Last year I published a review of a book entitled ‘Recursion’ by author Blake Crouch. In that review I praised ‘Recursion’ for having a very unusual slant on the old SF theme of time travel. Like ‘Recursion’, the plot of ‘The Dent in the Universe’ by author E. W. Doc Parris also concerns a very different, and interesting kind of time travel, although as you might guess the results are every bit as chaotic.
One Corporation is a high-tech company operating out of California’s silicon valley in the near future, the 2030s. The company specializes in developing video games and their chief claim to fame is the sChip, an integrated circuit that uses Quantum Entanglement to achieve Faster Than Light (FTL) communications with other sChips. This property allows gamers all over the world to play One Corporation’s video games together without any nasty time delays because of distance. (Actually there are some theorists who think something like that might be possible.)
About ten years after the sChip is first introduced an accident causes a large portion of the network to crash, a gamer spilled his coke onto his terminal. An investigation by One Corporation’s chief scientist, the guy who invented the sChip in the first place, reveals that the crash originated when the coke spilling gamers sChip sent a conformation signal to his buddy’s sChip BEFORE it was asked for the conformation. It seems sChips are not only capable of FTL they can send messages into the past.
That’s the neat part about ‘The Dent in the Universe’. Here time travel is limited to only information being send through time, not material objects. Another constraint on time travel in ‘The Dent in the Universe’ is that time travel is only possible through sChips and therefore the farthest back it is possible to go is ten years, when the first sChip was made.
Of course it was a part of Stephan Hawkins’ work over decades that showed that information is still energy so it is a material object. Think about it, in a computer information is stored by flipping magnetic fields, something that requires energy to do. So sending information back in time is still sending a material object, the energy to flip a magnetic field, back in time. Nevertheless the unique take on time travel, and the consequences thereof, is the best part of ‘The Dent in the Universe’.
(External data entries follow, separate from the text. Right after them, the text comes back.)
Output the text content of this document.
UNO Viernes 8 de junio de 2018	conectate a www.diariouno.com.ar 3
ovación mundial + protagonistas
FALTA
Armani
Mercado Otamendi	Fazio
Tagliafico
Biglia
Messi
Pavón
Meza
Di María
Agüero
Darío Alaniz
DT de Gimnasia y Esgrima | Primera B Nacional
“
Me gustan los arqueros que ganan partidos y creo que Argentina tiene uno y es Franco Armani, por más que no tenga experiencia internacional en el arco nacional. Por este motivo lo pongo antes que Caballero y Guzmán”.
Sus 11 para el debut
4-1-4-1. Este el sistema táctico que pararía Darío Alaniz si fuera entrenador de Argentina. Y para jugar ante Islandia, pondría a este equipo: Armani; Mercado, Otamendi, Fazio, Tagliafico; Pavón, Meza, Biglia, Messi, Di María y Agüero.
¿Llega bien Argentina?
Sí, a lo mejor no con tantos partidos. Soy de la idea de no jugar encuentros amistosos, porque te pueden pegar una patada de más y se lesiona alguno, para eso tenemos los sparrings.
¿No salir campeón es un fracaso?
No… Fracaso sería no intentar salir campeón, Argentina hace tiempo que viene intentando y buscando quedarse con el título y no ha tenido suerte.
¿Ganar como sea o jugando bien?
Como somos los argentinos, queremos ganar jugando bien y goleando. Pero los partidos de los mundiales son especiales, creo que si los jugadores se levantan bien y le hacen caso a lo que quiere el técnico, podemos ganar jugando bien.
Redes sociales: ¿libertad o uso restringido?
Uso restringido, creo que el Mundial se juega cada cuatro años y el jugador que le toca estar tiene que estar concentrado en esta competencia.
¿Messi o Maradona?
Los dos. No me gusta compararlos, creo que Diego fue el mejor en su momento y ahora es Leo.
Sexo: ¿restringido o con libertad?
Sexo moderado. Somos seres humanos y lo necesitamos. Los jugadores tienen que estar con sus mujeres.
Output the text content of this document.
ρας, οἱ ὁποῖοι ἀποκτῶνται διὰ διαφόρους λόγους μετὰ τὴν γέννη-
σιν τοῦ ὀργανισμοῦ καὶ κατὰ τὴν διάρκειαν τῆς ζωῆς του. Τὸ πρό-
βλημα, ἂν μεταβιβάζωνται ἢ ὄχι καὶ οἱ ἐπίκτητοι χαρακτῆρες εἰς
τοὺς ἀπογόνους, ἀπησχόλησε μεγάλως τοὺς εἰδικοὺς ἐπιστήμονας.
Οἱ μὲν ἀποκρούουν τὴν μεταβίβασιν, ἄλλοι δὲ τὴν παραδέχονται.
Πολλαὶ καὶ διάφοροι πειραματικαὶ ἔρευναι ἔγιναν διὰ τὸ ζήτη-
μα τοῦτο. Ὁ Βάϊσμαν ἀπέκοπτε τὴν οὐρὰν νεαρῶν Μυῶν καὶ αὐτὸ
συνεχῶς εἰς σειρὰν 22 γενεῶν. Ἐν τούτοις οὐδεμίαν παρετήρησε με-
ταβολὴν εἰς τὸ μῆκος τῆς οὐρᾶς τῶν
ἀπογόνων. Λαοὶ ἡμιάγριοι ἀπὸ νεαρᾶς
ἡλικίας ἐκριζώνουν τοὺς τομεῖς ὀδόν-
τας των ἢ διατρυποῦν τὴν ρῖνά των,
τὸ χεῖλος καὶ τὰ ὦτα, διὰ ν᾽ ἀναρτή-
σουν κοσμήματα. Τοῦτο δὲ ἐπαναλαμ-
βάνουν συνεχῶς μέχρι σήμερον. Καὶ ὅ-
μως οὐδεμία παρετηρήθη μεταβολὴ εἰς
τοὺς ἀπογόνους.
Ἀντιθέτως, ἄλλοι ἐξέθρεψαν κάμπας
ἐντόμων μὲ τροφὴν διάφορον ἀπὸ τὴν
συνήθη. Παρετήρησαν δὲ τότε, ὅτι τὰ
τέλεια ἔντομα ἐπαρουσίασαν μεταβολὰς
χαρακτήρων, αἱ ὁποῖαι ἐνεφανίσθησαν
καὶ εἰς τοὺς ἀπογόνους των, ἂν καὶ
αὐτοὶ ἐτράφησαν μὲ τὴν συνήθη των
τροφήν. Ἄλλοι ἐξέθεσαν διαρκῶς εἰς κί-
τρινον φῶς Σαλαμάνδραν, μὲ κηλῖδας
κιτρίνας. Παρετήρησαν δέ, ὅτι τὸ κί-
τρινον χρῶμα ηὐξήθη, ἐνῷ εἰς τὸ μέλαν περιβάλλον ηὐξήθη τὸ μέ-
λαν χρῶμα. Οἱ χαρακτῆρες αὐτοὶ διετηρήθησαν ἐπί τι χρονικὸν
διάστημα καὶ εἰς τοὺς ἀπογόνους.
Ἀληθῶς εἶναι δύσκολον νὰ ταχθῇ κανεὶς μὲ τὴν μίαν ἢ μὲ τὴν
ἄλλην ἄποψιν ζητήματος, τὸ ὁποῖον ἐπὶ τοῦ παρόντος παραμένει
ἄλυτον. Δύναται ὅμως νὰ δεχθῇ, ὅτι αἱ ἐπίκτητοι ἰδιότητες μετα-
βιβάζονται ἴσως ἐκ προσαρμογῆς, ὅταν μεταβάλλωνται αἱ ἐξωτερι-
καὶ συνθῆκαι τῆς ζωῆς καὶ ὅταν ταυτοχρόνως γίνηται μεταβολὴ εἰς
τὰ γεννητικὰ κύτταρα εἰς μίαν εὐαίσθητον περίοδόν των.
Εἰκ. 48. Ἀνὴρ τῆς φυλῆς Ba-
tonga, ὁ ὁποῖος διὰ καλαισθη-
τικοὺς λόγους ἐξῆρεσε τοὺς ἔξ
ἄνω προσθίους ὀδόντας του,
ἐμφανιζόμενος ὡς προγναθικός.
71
The worst part is the villain, a serial killer of the Bind Torture Kill or Jeffery Dalmer type. I don’t consider myself to have a weak stomach but there were several sections of ‘The Dent in the Universe’ that were simply unpleasant to read, and that’s being kind. There were a lot of gory details that simply weren’t necessary for the plot as far as I was concerned. By the way the idea of a serial killer getting his hands on a time machine isn’t new. Back in the 1979 there was a movie called ‘Time after Time’ where Jack the Ripper, played by David Warner, got his hand’s on H. G. Wells’ time Machine and traveled to 1980s San Francisco. Wells was played by Malcolm McDowell.
All of that is quite a shame because much of ‘The Dent in the Universe’ is well plotted out, something very necessary in a time travel story and rather exciting. The story could have worked just as well without so much graphic gore.
I do have one other complaint as well. Like many SF stories that take place in the near future ‘The Dent in the Universe’ is filled with techno-talk. The computer gamers all say things like “Rashad’s device processed a D-pad signal at the I/O bus”. Meanwhile the detective’s hunting the serial killer all say things like “That’s inside the feeding zone. Walking distance to the MPWS station, Good eyes Detective Baker, good eyes.” Sometimes I wonder if authors are just trying to impress their readers with how in tune they are with the language spoken by experts in various fields.
And finally it turns out that ‘The Dent in the Universe’ is just the first installment in another series of novels. I haven’t made up my mind as to whether I’ll read the next installment. As I said ‘The Dent in the Universe’ had some really interesting parts, as well as some very unpleasant ones.